Researchers at University West in Sweden have started using nanoparticles in the heat-insulating surface layer that protects aircraft engines from heat. In tests, this increased the service life of the coating by 300%. The new layer could be used in both aircraft engines and gas turbines within two years.
To increase the service life of aircraft engines, a heat-insulating surface layer is sprayed on top of the metal components. This extra layer shields the engine from heat. The temperature can also be raised, which leads to increased efficiency, reduced emissions, and decreased fuel consumption.
The goal of the University West research group is to be able to control the structure of the surface layer in order to increase its service life and insulating capability. They have used different materials in their work. The base is a ceramic powder, but the researchers have also tested adding plastic to generate pores that make the material more elastic, said Dr. Nicholas Curry, who presented his doctoral thesis on the subject.
The ceramic layer is subjected to great stress when the enormous changes in temperature make the material alternately expand and contract; elasticity of the layer is therefore important. Over the last few years, the researchers have focused on further refining the microstructure.

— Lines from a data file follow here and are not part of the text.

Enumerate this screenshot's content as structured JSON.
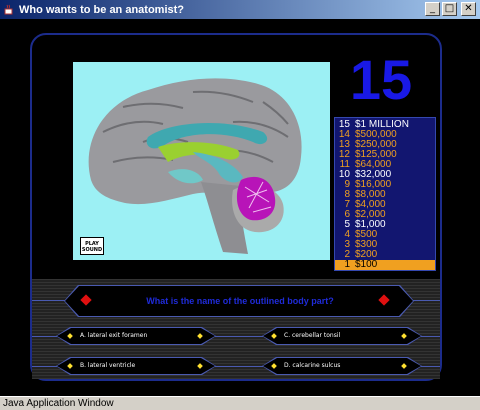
{
  "window": {
    "title": "Who wants to be an anatomist?",
    "minimize": "_",
    "maximize": "□",
    "close": "✕",
    "status": "Java Application Window"
  },
  "game": {
    "question_number": "15",
    "play_button": "PLAY SOUND",
    "question": "What is the name of the outlined body part?",
    "answers": [
      {
        "label": "A. lateral exit foramen"
      },
      {
        "label": "C. cerebellar tonsil"
      },
      {
        "label": "B. lateral ventricle"
      },
      {
        "label": "D. calcarine sulcus"
      }
    ],
    "ladder": [
      {
        "num": "15",
        "amount": "$1 MILLION",
        "state": "milestone"
      },
      {
        "num": "14",
        "amount": "$500,000",
        "state": "normal"
      },
      {
        "num": "13",
        "amount": "$250,000",
        "state": "normal"
      },
      {
        "num": "12",
        "amount": "$125,000",
        "state": "normal"
      },
      {
        "num": "11",
        "amount": "$64,000",
        "state": "normal"
      },
      {
        "num": "10",
        "amount": "$32,000",
        "state": "milestone"
      },
      {
        "num": "9",
        "amount": "$16,000",
        "state": "normal"
      },
      {
        "num": "8",
        "amount": "$8,000",
        "state": "normal"
      },
      {
        "num": "7",
        "amount": "$4,000",
        "state": "normal"
      },
      {
        "num": "6",
        "amount": "$2,000",
        "state": "normal"
      },
      {
        "num": "5",
        "amount": "$1,000",
        "state": "milestone"
      },
      {
        "num": "4",
        "amount": "$500",
        "state": "normal"
      },
      {
        "num": "3",
        "amount": "$300",
        "state": "normal"
      },
      {
        "num": "2",
        "amount": "$200",
        "state": "normal"
      },
      {
        "num": "1",
        "amount": "$100",
        "state": "current"
      }
    ]
  },
  "colors": {
    "ladder_bg": "#121670",
    "ladder_text": "#f0a020",
    "milestone_text": "#ffffff",
    "current_highlight": "#f0a020",
    "question_text": "#1f2bd8",
    "big_number": "#1919e6"
  }
}
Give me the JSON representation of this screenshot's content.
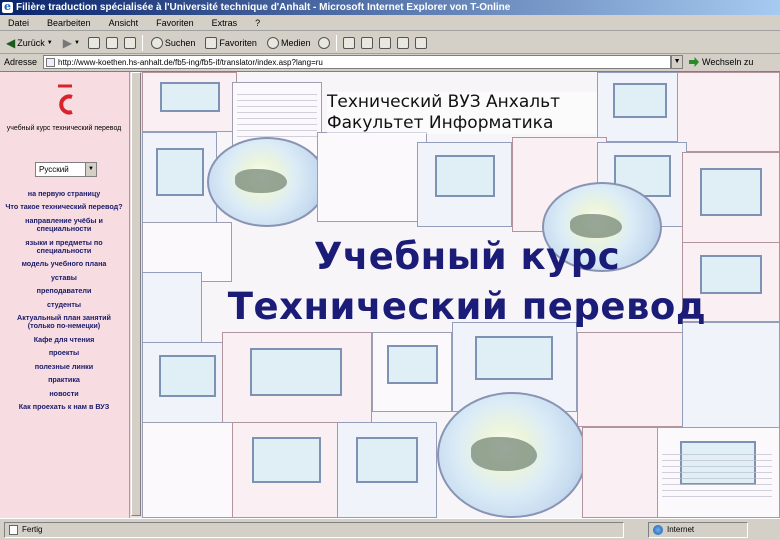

The nanoparticles are so fine that direct spraying of the powder onto a surface is not possible; the team first mixes the powder with a liquid that is then sprayed is a process called suspension plasma spray application.
The ceramic powder mixture is sprayed onto a surface at a very high temperature—7,000 to 8,000 degrees C—using a plasma stream. The ceramic particles melt and strike the surface, where they form a protective layer that is approximately half a millimeter thick.
Dr. Curry and his colleagues have since tested the new layer thousands of times in thermal shock tests to simulate the temperature changes in an aircraft engine. The new coating layer lasts at least three times as long as a conventional layer while it has low heat-conduction abilities.
Research at University West is conducted in close collaboration with aircraft engine manufacturer GKN Aerospace (formerly Volvo Aero) and Siemens Industrial Turbomachinery, which makes gas turbines.